Irene aún podía recordar a su madre, vestida de domingo, de eso hacia varios años. Pintada, como solo ella sabía hacerlo. Con esos labios gruesos y esos ojos verdes. A veces, también la maquillaba a ella. Ahora su madre era tan diferente, en aspecto. En su armario no había vestidos de domingo. Solo batas y blusones anchos. Y las pinturas desaparecieron de un día para otro, después de una discusión con su padre en la que le restregó toda su manaza por la cara, haciendo de su maquillaje, el maquillaje de un payaso triste.
Andrés nunca la había conocido así. Quizás mejor, pensaba Irene. Era muy doloroso recordarla en todo su esplendor, cuando sonreía al venir del mercado, con el carro a rebosar de alimentos que a ellos les gustaba. Siempre les complacía, ella era feliz haciendolo.
Ahora no había ni un atisbo de felicidad, ni un solo instante que coger con unas pinzas o inmortalizar en una foto.

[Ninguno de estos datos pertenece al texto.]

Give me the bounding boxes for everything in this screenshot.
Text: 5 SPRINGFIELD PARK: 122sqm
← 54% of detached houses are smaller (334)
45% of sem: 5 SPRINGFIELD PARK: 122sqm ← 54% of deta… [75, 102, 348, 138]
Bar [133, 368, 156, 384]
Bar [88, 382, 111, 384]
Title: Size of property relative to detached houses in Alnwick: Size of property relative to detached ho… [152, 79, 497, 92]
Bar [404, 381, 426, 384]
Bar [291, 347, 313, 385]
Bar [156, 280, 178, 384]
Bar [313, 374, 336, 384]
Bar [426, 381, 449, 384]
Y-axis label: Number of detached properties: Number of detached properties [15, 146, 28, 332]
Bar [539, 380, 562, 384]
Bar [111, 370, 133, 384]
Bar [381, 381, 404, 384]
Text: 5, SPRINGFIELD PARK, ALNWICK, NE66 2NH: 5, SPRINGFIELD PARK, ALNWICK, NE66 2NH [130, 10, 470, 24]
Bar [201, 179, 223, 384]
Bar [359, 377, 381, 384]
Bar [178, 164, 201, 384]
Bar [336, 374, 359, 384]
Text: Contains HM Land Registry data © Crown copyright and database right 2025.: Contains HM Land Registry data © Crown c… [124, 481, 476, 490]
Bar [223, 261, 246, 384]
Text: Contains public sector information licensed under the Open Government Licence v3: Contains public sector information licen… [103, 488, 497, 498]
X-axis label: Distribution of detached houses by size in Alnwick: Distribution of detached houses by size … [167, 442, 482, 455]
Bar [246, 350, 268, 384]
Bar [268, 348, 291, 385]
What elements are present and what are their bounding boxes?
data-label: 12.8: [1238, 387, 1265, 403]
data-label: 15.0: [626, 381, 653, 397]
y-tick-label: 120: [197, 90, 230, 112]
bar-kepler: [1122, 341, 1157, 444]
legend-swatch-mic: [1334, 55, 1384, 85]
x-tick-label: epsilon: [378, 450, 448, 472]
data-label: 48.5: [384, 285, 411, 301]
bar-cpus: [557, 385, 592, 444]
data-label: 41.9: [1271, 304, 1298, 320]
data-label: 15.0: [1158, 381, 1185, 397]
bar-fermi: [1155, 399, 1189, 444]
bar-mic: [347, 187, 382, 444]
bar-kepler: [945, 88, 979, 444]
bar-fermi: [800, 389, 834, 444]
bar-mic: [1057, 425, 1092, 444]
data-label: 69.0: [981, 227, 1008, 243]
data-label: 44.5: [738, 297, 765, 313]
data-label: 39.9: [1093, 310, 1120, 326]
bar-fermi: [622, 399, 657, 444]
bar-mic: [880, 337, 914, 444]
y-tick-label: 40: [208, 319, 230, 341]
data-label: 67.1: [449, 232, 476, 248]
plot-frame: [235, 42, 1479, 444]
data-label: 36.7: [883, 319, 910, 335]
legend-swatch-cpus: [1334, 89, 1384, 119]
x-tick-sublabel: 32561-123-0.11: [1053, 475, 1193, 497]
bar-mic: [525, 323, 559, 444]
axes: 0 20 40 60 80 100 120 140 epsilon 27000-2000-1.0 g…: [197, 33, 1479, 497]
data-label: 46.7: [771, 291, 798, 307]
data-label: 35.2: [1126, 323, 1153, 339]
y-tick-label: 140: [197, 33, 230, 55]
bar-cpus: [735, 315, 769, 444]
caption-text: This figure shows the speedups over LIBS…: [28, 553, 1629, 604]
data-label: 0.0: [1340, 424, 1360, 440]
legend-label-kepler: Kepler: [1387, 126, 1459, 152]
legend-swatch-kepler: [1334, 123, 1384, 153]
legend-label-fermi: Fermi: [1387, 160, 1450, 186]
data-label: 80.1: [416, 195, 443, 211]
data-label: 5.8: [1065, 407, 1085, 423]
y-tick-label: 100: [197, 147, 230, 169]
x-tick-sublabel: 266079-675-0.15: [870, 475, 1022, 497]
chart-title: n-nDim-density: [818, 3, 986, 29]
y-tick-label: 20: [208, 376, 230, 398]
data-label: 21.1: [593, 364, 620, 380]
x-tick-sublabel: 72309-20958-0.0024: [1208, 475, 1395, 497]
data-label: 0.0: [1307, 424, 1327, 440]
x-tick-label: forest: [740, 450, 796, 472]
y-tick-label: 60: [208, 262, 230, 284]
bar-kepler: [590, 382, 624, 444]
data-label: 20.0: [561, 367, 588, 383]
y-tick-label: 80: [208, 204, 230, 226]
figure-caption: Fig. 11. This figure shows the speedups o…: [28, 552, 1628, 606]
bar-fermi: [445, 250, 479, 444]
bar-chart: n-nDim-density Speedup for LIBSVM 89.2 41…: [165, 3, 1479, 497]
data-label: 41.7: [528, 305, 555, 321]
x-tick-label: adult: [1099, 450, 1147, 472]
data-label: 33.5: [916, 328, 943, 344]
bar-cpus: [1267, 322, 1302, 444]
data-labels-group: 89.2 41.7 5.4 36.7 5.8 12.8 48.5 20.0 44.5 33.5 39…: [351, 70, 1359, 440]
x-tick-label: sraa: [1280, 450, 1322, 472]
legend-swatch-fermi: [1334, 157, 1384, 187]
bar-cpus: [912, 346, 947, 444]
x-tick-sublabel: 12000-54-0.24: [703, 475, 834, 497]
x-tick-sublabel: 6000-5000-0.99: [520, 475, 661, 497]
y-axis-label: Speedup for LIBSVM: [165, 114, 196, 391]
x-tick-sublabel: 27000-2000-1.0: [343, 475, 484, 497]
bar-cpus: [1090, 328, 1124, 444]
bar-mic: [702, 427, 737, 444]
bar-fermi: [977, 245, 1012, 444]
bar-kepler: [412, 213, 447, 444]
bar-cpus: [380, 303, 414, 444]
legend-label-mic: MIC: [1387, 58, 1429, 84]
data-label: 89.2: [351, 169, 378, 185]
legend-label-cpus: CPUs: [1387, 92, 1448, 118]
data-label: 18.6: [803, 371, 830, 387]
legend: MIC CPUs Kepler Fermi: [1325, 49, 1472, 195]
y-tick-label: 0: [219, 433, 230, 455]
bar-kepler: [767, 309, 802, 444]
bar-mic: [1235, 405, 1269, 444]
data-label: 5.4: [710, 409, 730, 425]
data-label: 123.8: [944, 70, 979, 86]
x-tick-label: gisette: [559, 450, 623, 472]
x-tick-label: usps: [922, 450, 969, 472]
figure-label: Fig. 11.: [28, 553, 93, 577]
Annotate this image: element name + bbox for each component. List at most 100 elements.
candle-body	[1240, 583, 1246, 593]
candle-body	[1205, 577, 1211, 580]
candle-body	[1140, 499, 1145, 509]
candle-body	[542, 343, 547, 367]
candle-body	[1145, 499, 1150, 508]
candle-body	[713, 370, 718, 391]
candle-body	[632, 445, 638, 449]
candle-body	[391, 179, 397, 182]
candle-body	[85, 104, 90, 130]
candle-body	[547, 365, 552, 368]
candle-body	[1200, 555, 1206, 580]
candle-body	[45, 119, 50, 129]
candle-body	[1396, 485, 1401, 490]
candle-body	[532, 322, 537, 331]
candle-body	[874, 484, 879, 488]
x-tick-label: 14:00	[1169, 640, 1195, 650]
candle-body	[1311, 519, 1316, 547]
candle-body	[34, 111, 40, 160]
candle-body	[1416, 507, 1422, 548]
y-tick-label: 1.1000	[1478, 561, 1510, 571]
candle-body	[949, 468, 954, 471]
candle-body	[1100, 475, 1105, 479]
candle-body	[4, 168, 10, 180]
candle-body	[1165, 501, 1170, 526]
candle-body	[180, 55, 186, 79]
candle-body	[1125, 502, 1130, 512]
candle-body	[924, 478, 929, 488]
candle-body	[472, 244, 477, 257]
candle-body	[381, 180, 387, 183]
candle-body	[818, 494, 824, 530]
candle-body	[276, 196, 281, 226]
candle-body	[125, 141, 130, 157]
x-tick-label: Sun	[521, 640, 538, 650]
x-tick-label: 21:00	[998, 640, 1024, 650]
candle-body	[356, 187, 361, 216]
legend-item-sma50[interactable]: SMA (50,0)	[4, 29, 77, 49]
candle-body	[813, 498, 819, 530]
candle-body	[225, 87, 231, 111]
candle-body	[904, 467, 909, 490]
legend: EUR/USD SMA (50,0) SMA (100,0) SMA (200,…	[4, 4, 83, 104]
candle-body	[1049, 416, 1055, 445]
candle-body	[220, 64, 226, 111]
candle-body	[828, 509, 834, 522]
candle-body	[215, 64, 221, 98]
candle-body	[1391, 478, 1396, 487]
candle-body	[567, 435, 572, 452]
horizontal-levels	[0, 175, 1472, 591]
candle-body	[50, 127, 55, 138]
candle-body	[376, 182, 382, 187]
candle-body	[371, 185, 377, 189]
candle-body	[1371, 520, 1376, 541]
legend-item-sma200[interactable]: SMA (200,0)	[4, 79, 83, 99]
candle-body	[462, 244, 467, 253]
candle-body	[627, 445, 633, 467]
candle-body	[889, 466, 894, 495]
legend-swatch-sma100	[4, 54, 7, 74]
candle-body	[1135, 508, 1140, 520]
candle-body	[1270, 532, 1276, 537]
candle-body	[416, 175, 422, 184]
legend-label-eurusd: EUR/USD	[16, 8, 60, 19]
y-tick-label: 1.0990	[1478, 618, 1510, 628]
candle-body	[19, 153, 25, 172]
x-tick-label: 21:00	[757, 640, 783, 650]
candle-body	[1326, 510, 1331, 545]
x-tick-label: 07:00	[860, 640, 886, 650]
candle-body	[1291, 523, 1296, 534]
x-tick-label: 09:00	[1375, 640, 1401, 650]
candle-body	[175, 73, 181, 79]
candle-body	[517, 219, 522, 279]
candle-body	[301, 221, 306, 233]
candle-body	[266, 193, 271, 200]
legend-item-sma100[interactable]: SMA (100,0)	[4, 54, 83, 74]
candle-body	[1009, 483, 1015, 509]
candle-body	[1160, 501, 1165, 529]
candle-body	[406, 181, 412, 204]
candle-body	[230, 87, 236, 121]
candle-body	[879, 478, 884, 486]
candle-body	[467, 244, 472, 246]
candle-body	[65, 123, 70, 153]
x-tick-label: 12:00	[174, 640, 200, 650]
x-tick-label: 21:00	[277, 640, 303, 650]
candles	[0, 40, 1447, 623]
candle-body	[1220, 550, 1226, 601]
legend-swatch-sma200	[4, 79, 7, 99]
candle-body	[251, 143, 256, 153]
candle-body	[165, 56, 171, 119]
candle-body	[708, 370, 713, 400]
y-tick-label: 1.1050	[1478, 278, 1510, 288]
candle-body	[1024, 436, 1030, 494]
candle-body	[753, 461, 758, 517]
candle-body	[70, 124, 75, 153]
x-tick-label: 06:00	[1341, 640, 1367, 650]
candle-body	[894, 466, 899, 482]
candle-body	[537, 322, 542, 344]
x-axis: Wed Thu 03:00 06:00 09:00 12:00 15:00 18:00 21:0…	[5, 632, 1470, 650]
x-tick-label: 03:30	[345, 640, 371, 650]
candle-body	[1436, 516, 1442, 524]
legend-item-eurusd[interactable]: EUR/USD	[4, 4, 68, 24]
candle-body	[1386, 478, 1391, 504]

Irene conservaba en una caja, una foto de su madre y su padre, los dos sonriendo divertidos en una fiesta. ¿Alguna vez se quisieron? ¿alguna vez el no la pegó?, ¿alguna vez él había posado su mano en ella para acariciarla?. ¿Fueron ellos hijos del amor y el deseo o después de una noche de broncas y reconciliaciones?.
Andrés nunca había visto esa foto. Ella no dejaría que él lo viera. Todo era demasiado difícil como para poder explicar felicidades pasadas. Ya les era suficiente con el presente. Y el futuro, era una palabra que les sonaba extraña, desconocida, quizás ellos no tendrían futuro. Era algo que no les interesaba.